At the same time, condemnation of Israel’s attacks have come from global leaders and icons of civil rights and justice. The Elders – a contingent of past and present world leaders and Nobel laureates, including Archbishop Desmond Tutu, Nelson Mandela and Jimmy Carter – released a press statement on Monday declaring Israel’s attack as “completely inexcusable.”
“This tragic incident should draw the world’s attention to the terrible suffering of Gaza’s 1.5 million people, half of whom are children under the age of 18,” The Elders’ statement said.
Back in Gaza, locally-based civil society groups sent out a press statement urging the international community to take direct action against Israeli policies. They wrote:
“We Gaza based Palestinian Civil Society Organizations and International activists call on the international community and civil society to pressure their governments and Israel to cease the abductions and killings in Israel’s attacks against the Gaza Freedom Flotilla sailing for Gaza, and begin a global response to hold Israel accountable for the murder of foreign civilians at sea and illegal piracy of civilian vessels carrying humanitarian aid for Gaza.
“We salute the courage of all those who have organized this aid intervention and demand a safe passage through to Gaza for the 750 people of conscience from 40 different countries including 35 international politicians intent on breaking the Israeli-Egyptian blockade.

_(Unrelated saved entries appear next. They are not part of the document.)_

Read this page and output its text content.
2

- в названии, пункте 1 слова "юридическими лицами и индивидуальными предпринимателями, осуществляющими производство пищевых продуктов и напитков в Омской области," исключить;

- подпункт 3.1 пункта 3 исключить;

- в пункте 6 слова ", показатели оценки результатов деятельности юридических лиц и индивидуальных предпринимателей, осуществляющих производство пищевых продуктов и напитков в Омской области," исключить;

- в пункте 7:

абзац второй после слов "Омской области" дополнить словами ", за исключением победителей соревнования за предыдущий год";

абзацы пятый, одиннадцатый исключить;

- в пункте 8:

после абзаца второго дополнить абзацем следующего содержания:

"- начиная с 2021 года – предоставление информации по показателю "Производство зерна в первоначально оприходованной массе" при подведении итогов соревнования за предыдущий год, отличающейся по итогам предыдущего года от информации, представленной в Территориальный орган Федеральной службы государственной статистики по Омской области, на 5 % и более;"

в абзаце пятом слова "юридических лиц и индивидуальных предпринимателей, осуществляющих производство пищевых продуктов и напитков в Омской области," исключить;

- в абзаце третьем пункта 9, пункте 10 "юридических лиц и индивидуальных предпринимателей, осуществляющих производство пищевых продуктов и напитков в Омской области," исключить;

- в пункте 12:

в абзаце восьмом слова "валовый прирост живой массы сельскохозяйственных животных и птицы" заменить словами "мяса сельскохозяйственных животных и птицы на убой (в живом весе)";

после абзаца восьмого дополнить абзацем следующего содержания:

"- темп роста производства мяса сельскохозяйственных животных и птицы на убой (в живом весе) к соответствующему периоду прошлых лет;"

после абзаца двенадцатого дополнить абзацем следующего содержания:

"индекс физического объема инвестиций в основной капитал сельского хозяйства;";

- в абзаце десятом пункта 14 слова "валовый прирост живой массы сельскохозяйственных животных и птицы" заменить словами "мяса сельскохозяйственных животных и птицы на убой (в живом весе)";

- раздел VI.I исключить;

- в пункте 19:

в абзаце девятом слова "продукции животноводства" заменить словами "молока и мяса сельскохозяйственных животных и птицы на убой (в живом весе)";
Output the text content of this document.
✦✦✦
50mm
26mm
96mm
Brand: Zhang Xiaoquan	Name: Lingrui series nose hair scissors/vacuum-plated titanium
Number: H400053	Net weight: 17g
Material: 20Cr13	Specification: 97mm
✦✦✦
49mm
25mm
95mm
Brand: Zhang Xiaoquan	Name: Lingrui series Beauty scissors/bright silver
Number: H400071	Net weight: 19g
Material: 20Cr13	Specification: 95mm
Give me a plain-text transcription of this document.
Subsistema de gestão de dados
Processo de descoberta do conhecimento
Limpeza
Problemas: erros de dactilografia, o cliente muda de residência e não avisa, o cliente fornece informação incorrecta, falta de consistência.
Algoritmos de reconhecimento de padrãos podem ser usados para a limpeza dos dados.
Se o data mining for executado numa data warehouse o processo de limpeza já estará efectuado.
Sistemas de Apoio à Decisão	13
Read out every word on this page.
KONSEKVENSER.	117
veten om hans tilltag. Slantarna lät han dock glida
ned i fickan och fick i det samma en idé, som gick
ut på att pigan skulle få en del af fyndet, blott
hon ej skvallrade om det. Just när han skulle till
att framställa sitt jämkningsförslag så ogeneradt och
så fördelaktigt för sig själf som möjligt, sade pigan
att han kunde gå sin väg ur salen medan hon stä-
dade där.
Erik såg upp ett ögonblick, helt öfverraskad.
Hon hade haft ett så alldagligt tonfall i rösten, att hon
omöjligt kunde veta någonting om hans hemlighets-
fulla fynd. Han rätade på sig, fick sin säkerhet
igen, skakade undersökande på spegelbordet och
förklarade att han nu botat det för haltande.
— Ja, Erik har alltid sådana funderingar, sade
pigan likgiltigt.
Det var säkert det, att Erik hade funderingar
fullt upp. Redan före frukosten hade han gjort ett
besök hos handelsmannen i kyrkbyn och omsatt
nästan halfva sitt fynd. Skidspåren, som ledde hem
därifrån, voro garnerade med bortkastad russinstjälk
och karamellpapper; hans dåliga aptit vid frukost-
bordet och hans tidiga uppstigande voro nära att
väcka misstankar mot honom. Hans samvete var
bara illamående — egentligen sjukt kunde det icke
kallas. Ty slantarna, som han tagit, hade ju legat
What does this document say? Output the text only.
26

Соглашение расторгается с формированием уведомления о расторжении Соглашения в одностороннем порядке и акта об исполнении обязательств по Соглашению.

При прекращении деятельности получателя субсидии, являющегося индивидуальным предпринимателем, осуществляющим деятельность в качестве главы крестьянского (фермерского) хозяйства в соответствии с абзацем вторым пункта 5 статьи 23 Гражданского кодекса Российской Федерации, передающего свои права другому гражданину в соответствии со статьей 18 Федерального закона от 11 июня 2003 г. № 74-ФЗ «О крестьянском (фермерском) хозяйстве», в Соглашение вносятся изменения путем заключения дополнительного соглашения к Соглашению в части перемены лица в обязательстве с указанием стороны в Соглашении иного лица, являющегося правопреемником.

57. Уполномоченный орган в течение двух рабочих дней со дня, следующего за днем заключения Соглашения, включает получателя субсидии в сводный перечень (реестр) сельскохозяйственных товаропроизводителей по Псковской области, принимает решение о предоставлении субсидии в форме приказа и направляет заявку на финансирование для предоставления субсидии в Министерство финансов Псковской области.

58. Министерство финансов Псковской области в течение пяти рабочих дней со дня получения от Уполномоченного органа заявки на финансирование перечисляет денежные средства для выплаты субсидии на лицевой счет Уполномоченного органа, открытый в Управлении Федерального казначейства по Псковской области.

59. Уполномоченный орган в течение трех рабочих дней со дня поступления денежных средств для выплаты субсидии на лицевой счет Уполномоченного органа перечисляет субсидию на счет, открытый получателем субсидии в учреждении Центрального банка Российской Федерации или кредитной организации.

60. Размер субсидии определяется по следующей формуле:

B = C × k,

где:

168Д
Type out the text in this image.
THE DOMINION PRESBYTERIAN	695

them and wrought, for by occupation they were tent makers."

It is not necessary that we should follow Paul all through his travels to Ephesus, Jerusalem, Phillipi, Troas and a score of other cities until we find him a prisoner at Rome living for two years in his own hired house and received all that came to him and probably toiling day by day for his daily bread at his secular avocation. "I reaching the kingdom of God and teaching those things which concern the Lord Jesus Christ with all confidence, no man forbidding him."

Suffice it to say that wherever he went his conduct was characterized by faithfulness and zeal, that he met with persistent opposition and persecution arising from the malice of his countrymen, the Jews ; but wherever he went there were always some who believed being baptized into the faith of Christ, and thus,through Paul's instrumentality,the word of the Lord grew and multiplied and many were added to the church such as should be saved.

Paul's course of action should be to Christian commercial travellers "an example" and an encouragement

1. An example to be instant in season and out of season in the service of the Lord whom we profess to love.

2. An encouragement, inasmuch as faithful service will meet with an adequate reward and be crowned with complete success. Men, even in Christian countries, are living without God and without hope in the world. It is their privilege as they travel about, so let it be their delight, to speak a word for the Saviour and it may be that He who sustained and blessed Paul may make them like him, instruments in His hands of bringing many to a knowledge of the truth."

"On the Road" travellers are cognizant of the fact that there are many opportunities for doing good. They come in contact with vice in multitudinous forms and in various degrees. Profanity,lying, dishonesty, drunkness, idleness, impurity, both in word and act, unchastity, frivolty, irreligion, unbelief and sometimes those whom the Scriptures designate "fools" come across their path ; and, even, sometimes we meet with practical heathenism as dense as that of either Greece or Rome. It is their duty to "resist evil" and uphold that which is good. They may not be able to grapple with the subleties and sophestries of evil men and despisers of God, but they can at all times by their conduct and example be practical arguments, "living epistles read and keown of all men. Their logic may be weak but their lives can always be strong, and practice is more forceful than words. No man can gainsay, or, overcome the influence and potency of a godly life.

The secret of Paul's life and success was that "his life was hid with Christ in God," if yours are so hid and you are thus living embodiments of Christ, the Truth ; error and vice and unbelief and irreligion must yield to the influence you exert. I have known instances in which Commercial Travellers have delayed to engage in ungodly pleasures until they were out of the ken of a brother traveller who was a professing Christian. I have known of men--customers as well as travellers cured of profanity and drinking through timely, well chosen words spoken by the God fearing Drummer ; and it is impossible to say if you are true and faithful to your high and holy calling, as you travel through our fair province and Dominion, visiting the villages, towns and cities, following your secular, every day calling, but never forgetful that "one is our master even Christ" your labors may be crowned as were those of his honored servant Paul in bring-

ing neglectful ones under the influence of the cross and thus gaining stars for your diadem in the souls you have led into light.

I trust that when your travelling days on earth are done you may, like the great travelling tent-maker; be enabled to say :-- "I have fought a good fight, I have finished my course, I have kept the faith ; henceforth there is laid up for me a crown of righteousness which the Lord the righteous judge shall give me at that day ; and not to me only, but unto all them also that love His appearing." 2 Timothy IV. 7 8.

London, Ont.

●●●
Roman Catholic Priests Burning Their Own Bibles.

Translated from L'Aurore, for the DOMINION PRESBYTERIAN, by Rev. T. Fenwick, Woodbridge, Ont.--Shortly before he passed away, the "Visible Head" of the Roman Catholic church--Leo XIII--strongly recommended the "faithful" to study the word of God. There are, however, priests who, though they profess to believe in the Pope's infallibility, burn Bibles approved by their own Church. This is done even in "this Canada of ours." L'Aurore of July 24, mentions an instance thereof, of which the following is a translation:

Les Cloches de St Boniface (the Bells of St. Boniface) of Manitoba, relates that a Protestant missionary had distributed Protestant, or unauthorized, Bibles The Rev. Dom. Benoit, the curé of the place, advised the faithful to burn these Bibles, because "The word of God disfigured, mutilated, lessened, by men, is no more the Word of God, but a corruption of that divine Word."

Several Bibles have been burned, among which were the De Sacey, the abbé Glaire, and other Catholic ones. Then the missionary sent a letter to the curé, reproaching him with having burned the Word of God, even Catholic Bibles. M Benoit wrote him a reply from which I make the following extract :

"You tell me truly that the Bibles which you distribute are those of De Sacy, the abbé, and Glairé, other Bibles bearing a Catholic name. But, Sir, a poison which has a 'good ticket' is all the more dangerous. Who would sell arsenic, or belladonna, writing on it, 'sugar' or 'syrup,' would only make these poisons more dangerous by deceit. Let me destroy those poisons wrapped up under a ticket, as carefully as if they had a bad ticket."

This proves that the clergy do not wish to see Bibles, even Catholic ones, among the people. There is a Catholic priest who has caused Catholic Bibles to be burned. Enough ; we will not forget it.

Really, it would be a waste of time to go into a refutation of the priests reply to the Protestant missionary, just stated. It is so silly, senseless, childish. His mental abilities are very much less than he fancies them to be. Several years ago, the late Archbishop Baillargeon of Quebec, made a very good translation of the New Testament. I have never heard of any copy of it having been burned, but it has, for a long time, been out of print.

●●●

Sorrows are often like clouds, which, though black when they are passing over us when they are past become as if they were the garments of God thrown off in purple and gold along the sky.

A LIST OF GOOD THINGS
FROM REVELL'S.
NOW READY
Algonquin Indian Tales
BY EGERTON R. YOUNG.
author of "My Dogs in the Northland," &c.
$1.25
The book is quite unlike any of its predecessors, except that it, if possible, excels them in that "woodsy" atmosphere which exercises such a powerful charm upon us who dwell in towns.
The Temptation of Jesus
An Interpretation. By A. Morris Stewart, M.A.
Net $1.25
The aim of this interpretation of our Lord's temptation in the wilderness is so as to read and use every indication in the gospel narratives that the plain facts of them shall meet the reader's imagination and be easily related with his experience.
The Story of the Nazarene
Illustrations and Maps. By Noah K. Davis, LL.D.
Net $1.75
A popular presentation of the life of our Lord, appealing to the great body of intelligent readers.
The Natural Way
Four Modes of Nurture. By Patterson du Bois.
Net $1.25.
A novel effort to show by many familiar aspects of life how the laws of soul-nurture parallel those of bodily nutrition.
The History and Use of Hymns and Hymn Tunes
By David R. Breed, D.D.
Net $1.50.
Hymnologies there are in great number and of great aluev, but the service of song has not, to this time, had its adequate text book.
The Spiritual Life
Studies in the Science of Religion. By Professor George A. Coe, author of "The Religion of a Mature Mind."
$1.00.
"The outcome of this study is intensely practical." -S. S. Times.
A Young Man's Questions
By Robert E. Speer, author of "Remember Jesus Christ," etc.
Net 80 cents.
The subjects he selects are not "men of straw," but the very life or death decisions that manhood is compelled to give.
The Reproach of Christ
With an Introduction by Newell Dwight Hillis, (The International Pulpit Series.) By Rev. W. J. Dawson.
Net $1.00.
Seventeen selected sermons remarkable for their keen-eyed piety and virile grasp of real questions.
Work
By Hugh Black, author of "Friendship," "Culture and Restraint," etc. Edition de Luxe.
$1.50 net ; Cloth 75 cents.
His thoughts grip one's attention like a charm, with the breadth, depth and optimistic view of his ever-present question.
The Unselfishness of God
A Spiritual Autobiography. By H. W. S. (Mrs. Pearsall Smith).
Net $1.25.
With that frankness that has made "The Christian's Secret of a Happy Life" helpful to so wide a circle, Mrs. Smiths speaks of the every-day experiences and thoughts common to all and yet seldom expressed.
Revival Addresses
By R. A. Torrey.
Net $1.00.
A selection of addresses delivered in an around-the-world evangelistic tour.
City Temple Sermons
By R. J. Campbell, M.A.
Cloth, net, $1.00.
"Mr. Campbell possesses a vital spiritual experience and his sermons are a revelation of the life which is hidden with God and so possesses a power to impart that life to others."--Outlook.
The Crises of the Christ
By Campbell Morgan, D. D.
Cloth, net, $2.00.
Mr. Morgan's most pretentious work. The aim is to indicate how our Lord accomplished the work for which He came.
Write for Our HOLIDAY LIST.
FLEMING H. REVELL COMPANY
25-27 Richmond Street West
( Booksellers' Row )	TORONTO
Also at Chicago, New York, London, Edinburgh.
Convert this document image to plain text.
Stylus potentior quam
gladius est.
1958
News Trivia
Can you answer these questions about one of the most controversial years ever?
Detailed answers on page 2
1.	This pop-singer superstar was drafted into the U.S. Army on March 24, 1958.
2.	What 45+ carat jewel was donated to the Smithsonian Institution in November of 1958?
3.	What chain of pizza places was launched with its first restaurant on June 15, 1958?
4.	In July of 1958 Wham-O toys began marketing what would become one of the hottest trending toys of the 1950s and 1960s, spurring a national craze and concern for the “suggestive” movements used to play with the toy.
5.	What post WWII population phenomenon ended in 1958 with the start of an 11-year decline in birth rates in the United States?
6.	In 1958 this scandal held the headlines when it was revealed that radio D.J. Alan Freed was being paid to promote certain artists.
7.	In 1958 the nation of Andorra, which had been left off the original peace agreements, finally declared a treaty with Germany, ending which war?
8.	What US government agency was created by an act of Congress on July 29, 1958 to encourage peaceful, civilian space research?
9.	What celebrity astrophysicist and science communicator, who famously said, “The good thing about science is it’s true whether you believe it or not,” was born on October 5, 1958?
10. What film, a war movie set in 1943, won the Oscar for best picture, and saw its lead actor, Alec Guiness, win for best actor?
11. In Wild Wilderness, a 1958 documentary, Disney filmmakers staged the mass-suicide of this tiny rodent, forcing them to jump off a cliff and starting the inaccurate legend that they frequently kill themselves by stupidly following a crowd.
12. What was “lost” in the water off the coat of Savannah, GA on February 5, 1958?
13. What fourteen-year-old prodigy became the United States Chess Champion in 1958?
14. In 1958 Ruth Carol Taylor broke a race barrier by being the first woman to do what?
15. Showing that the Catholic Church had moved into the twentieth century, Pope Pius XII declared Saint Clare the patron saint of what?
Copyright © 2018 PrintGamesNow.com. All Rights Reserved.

We offer our sincerest condolences to family and friends who have lost loved ones in the attack.
“… The people of Gaza are not dependent people, but self sufficient people doing what they can to retain some dignity in life in the wake of this colossal man-made devastation that deprives so many of a basic start in life or minimal aspirations for the future.
“We, from Gaza, call on you to demonstrate and support the courageous men and women who went on the Flotilla, many now murdered on a humanitarian aid mission. We insist on severance of diplomatic ties with Israel, trials for war crimes and the International protection of the civilians of Gaza. We call on you to join the growing international boycott, divestment and sanction campaign of a country proving again to be so violent and yet so unchallenged. Join the growing critical mass around the world with a commitment to the day when Palestinians are entitled to the same rights as any other people, when the siege is lifted, the occupation is over and the 6 million Palestinian refugees are finally granted justice.”
From Gaza’s Meghazi refugee camp, al-Meghari said of Israel’s actions Monday morning, “violence only breeds violence. And as long as Israeli repression remains in place, Palestinian and pro-justice people around the world will keep up their resistance to that repression.”